Rural Cambodian villagers have filed a lawsuit against four US and Thai companies, accusing them of trafficking and making them work in forced-labor conditions in a Thai seafood factory.
Their civil complaint filed in California federal court accuses the four companies in a joint venture of violating the Trafficking Victims Protection Act, a US law that aims to prevent human trafficking.
Retailing giant Walmart purchases shrimp and other seafood from the companies, two of which have US offices, according to the complaint.
The five men and two women filing suit in a Los Angeles court claim that after they left their homeland for Thailand, factory managers confiscated their passports and made them work up to six days a week for wages that were less than promised.

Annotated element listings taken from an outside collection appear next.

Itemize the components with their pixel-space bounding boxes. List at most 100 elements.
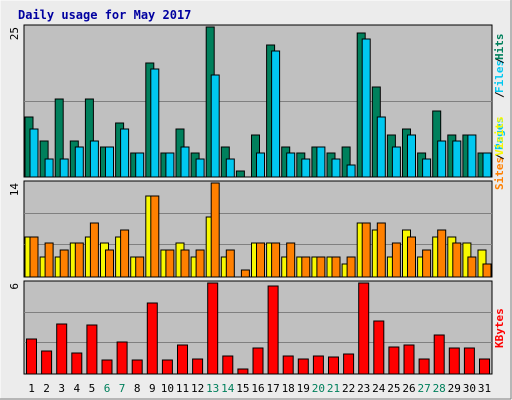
sites-bar <box>240 269 250 278</box>
files-bar <box>437 140 447 178</box>
x-tick-label: 18 <box>282 382 295 395</box>
x-tick-label: 29 <box>448 382 461 395</box>
y-max-label: 6 <box>8 283 21 290</box>
kbytes-bar <box>388 346 400 375</box>
series-label: / <box>493 57 506 64</box>
kbytes-bar <box>237 368 249 375</box>
kbytes-bar <box>192 358 204 375</box>
kbytes-bar <box>343 353 355 375</box>
kbytes-bar <box>433 334 445 375</box>
panel-kbytes: 6 KBytes <box>8 280 506 375</box>
series-label: KBytes <box>493 308 506 348</box>
kbytes-bar <box>131 359 143 375</box>
x-tick-label: 19 <box>297 382 310 395</box>
kbytes-bar <box>267 285 279 375</box>
files-bar <box>391 146 401 178</box>
kbytes-bar <box>252 347 264 375</box>
sites-bar <box>256 242 265 278</box>
kbytes-bar <box>463 347 475 375</box>
sites-bar <box>44 242 54 278</box>
sites-bar <box>376 222 386 278</box>
sites-bar <box>407 236 416 278</box>
files-bar <box>361 38 371 178</box>
sites-bar <box>346 256 356 278</box>
files-bar <box>316 146 326 178</box>
files-bar <box>286 152 296 178</box>
kbytes-bar <box>116 341 128 375</box>
kbytes-bar <box>161 359 173 375</box>
sites-bar <box>286 242 296 278</box>
kbytes-bar <box>358 282 370 375</box>
x-tick-label: 3 <box>58 382 65 395</box>
sites-bar <box>301 256 311 278</box>
files-bar <box>467 134 477 178</box>
files-bar <box>89 140 99 178</box>
kbytes-bar <box>418 358 430 375</box>
files-bar <box>482 152 492 178</box>
x-tick-label: 10 <box>161 382 174 395</box>
files-bar <box>29 128 39 178</box>
x-tick-label: 16 <box>251 382 264 395</box>
sites-bar <box>120 229 130 278</box>
x-tick-label: 7 <box>119 382 126 395</box>
x-tick-label: 1 <box>28 382 35 395</box>
sites-bar <box>467 256 477 278</box>
series-label: Sites <box>493 157 506 190</box>
sites-bar <box>422 249 432 278</box>
sites-bar <box>29 236 39 278</box>
x-tick-label: 23 <box>357 382 370 395</box>
sites-bar <box>482 263 492 278</box>
sites-bar <box>437 229 447 278</box>
sites-bar <box>165 249 175 278</box>
sites-bar <box>180 249 190 278</box>
kbytes-bar <box>373 320 385 375</box>
x-tick-label: 26 <box>402 382 415 395</box>
files-bar <box>195 158 205 178</box>
files-bar <box>105 146 114 178</box>
sites-bar <box>210 182 220 278</box>
x-tick-label: 11 <box>176 382 189 395</box>
files-bar <box>44 158 54 178</box>
kbytes-bar <box>56 323 68 375</box>
kbytes-bar <box>86 324 98 375</box>
x-tick-label: 17 <box>266 382 279 395</box>
series-label: / <box>493 153 506 160</box>
x-tick-label: 27 <box>417 382 430 395</box>
x-tick-label: 2 <box>43 382 50 395</box>
files-bar <box>376 116 386 178</box>
sites-bar <box>150 195 160 278</box>
series-label: Pages <box>493 117 506 150</box>
files-bar <box>210 74 220 178</box>
series-label: / <box>493 91 506 98</box>
x-tick-label: 13 <box>206 382 219 395</box>
sites-bar <box>331 256 341 278</box>
series-label: Visits <box>493 116 506 156</box>
x-tick-label: 30 <box>463 382 476 395</box>
x-tick-label: 22 <box>342 382 355 395</box>
x-tick-label: 12 <box>191 382 204 395</box>
kbytes-bar <box>222 355 234 375</box>
x-tick-label: 25 <box>387 382 400 395</box>
files-bar <box>452 140 462 178</box>
series-label: Hits <box>493 34 506 61</box>
kbytes-bar <box>479 358 490 375</box>
x-tick-label: 8 <box>134 382 141 395</box>
x-tick-label: 5 <box>89 382 96 395</box>
sites-bar <box>59 249 69 278</box>
sites-bar <box>316 256 326 278</box>
kbytes-bar <box>328 356 339 375</box>
x-tick-label: 14 <box>221 382 235 395</box>
files-bar <box>346 164 356 178</box>
sites-bar <box>89 222 99 278</box>
y-max-label: 25 <box>8 27 21 40</box>
files-bar <box>59 158 69 178</box>
files-bar <box>407 134 416 178</box>
files-bar <box>331 158 341 178</box>
kbytes-bar <box>71 352 83 375</box>
hits-bar <box>54 98 64 178</box>
panel-visits-sites: 14 Sites/Visits <box>8 116 506 278</box>
kbytes-bar <box>177 344 188 375</box>
sites-bar <box>361 222 371 278</box>
kbytes-bar <box>26 338 37 375</box>
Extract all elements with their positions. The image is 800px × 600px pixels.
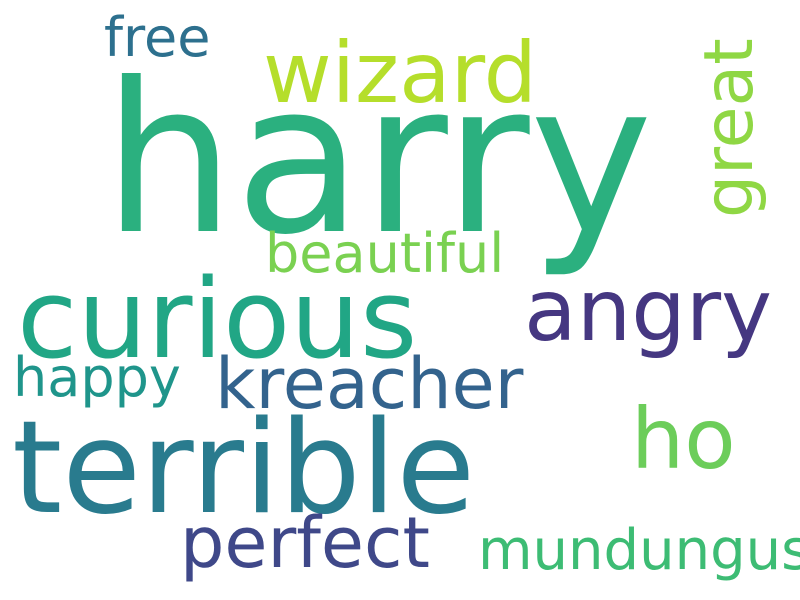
word-great: great — [690, 38, 769, 218]
word-ho: ho — [631, 390, 736, 488]
word-angry: angry — [524, 261, 773, 361]
word-wizard: wizard — [263, 24, 537, 122]
word-harry: harry — [103, 39, 653, 281]
word-happy: happy — [13, 346, 181, 409]
word-perfect: perfect — [180, 502, 430, 584]
word-beautiful: beautiful — [265, 222, 505, 285]
word-free: free — [104, 6, 211, 69]
word-kreacher: kreacher — [215, 343, 524, 425]
word-terrible: terrible — [12, 394, 476, 543]
word-mundungus: mundungus — [478, 518, 800, 583]
word-curious: curious — [17, 255, 418, 383]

Some “were reduced to eating seafood they found washed up on the beach,” the complaint said.
It also added that they were not allowed to retrieve their passports to leave and return home.
“What happened to me was wrong,” said Keo Ratha in a statement accompanying the lawsuit. “I filed this suit so companies would think twice before exploiting trafficked workers in the future.”
The complaint claims the Cambodian workers were victims of involuntary and debt servitude, forced labor and human trafficking in 2010 and 2011.
The named companies include Rubicon Resources, incorporated in Delaware with an office in Culver City, California, and Wales & Co. Universe Ltd., incorporated in Thailand but registered to conduct business in California, the complaint said.
The two Thai companies are Phatthana Seafood and SS Frozen Food. No lawyers were listed in court documents for the defendants.
Walmart did not respond immediately to a request for comment, Rubicon Resources did not answer an email and telephone calls and Wales & Co. Universe could not be reached.
The workers are seeking an unspecified amount of money for unpaid wages, mental anguish, pain and suffering in the suit, filed on Wednesday in US District Court for the Central District of California.
“These are lovely, hard-working and decent people who really deserve better,” their lead attorney Agnieszka Fryszman told the media.
Thailand’s reputation has suffered in recent years after numerous investigations by news organizations and rights groups into human trafficking, slavery and violence in its multi-billion dollar seafood industry. It has vowed to crack down on human trafficking and slavery and recently introduced reforms to its fisheries law.
Nearly 21 million people globally are victims of forced labor, an industry that generates $150 billion a year in illegal profits, according to the United Nation’s International Labour Organization (ILO).